館内にある資料の閲覧や個人による自由見学について、事前申込みや利用者カードの発行は不要です。
近くにお越しの際は、ぜひお立ち寄りください。
なお、団体による見学・視察の場合は、事前に中央図書館までご相談ください。
見学・撮影等をご希望の方へ
- 開館時間内において、個人による自由見学が可能です。
- 館内にある資料の閲覧や個人の自由見学について、事前申込みはいりません。
- 資料の貸出や予約には、利用者カードが必要です。利用者登録については、利用案内のページをご覧ください。
- 団体による見学・視察は、日程や人数など、事前に中央図書館までご相談ください。
- 見学中は利用者の妨げにならないようご注意ください。
- 館内の撮影は原則禁止です。撮影希望の場合は、必ず図書館窓口にてお申し込みください。窓口にて「撮影許可申請書」にご記入いただきます。

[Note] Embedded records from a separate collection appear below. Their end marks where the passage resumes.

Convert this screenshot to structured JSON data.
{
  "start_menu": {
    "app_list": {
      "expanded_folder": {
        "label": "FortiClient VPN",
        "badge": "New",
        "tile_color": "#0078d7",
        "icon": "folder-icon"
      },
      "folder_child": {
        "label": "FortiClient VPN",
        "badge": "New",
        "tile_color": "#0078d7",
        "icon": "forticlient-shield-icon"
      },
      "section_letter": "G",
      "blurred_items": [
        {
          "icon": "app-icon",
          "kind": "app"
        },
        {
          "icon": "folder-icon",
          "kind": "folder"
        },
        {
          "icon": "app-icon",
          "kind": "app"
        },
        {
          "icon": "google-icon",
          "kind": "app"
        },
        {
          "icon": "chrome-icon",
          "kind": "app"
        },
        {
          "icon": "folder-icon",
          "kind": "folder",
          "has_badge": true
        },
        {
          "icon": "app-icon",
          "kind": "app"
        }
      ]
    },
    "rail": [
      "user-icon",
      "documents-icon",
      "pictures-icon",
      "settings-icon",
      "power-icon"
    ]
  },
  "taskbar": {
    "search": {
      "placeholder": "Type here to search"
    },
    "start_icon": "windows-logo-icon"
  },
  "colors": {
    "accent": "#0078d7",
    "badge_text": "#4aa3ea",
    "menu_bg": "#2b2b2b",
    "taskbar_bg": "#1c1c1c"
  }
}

- ロケーション撮影に関する相談は「日野映像支援隊」にご連絡ください。
開館時間・アクセス
開館時間
- 火曜日から金曜日までは、午前10時から午後7時
- 土曜日・日曜日・祝日は、午前10時から午後5時
備考:祝日を除く毎週月曜日と年末年始は休館
アクセス
- JR中央線豊田駅南口から徒歩約7分
- 駐車場の台数には限りがありますので、できる限り公共交通機関をご利用ください
本件に関するお問い合わせ
電話…042-586-0584(代表・直通)
メール…library★city.hino.lg.jp(★を@に置き換えて送信してください)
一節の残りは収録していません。